The latest US action follows the Treasury’s imposition of sanctions in March against 19 Russian citizens and five entities for interfering in the 2016 US election — the toughest steps against Moscow since Trump took office.

The move could cut off hundreds of millions of dollars worth of exports to Russia, according to a senior State Department official, who requested anonymity in order to speak about the sanctions.

The official told reporters that the administration decided to impose a “presumption of denial” for the sale to Russia of “national security sensitive” US technologies that require federal government approval.

Such technologies have often been used in items including electronic devices as well as calibration equipment. The exports were previously allowed on a case-by-case basis.

In the event of non-compliance, the official added, a second round of “draconian” sanctions would be given a green light. These could go as far as a ban on Russian airlines using US airports.

Britain said it welcomed the US response to the chemical attack in Salisbury, the sleepy English town where the Skripals were poisoned.

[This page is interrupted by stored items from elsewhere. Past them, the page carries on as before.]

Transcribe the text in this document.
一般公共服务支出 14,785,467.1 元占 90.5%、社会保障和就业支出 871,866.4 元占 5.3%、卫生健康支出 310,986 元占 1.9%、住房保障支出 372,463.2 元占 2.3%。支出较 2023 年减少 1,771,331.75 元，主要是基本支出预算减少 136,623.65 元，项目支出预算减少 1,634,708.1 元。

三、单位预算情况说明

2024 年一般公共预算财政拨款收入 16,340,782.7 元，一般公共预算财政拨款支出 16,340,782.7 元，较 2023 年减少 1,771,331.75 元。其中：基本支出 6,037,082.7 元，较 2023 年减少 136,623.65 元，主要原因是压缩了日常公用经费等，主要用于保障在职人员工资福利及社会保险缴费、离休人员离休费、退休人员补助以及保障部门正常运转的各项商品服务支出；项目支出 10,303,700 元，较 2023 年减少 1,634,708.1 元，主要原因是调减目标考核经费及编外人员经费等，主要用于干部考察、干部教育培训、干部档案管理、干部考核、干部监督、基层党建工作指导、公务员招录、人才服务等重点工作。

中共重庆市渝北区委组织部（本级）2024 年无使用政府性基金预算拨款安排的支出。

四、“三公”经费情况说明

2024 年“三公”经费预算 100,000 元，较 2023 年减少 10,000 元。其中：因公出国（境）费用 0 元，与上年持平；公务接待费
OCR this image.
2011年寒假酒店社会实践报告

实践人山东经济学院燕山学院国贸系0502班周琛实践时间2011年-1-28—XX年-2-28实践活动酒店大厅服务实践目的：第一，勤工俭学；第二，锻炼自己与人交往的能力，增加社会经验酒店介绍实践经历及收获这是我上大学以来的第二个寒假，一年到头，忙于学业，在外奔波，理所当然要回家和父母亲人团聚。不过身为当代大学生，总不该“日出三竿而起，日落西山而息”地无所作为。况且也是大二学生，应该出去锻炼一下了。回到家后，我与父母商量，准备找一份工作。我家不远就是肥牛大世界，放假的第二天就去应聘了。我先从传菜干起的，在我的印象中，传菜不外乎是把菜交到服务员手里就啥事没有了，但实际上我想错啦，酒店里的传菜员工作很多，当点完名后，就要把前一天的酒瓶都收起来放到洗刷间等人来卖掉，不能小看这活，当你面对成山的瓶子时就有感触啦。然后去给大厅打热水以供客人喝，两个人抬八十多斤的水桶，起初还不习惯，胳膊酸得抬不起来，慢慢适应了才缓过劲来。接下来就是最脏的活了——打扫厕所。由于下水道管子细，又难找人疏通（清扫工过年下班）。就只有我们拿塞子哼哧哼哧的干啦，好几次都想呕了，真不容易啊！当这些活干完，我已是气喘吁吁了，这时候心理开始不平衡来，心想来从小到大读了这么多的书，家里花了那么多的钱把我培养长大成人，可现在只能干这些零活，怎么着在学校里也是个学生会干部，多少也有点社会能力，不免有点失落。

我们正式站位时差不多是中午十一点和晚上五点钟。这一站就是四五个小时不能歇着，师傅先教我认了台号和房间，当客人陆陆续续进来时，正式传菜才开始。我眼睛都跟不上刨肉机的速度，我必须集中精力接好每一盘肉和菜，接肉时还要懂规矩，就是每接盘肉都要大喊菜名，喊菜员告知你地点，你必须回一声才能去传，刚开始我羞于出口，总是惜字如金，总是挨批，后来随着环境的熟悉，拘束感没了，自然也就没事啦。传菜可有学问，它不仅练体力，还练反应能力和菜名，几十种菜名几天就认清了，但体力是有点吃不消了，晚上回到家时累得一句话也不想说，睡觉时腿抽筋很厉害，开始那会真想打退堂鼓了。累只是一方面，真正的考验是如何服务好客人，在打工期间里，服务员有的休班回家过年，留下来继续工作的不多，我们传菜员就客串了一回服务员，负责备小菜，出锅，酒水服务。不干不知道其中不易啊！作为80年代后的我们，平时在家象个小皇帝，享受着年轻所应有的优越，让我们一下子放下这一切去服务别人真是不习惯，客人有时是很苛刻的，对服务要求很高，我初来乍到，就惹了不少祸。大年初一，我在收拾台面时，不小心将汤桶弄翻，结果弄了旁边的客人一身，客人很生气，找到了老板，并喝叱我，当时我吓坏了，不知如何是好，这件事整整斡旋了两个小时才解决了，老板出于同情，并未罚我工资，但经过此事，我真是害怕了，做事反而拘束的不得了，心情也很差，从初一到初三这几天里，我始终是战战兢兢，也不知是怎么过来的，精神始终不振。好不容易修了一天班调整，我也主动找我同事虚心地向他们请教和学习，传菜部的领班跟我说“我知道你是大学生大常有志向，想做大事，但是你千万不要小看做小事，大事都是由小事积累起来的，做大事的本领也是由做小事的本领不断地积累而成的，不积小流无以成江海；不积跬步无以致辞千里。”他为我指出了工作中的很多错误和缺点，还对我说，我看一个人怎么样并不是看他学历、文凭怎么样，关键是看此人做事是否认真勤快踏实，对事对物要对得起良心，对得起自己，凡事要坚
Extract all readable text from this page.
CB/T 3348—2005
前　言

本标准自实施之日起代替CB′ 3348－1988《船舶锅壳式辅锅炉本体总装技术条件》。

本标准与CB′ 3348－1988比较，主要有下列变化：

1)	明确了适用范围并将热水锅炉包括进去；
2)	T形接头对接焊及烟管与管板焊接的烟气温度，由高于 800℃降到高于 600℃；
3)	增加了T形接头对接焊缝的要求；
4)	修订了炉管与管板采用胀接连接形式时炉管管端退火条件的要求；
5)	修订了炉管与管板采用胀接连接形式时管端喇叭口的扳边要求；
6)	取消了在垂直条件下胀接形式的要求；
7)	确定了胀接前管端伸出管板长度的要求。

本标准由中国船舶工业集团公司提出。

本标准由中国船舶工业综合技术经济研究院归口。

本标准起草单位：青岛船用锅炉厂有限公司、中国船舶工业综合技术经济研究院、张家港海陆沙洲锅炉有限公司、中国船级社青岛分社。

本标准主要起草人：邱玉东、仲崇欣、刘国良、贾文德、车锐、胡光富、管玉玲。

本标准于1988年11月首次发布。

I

A spokesman for Prime Minister Theresa May said the sanctions send “an unequivocal message to Russia that its provocative, reckless behavior will not go unchallenged.”

“Thank you USA for standing firm with us on this,” Foreign Secretary Jeremy Hunt tweeted.

Military forces work on a van in Winterslow, England, on March 12, 2018, as investigations continue into the nerve-agent poisoning of Russian ex-spy Sergei Skripal and his daughter Yulia. (AP Photo/Frank Augstein)

This week, Britain’s the Guardian newspaper reported London is preparing to ask Moscow to extradite two Russian citizens suspected of carrying out the Salisbury nerve agent attack.

The Skripals survived the attack but a British couple was poisoned by the same Novichok agent in a nearby town, one of whom, 44-year-old Dawn Sturgess, subsequently died.

Moscow has angrily rejected any involvement in the poisoning, plunging diplomatic relations with London into crisis.

The Russian economy is still reeling from international sanctions imposed on Moscow in 2014 over its actions in Ukraine and a crash in oil prices the same year.

While Russia returned to growth in 2017 after two years of recession, it pales in comparison with growth figures seen during Putin’s first two terms in office from 2000 to 2008 thanks to soaring oil prices.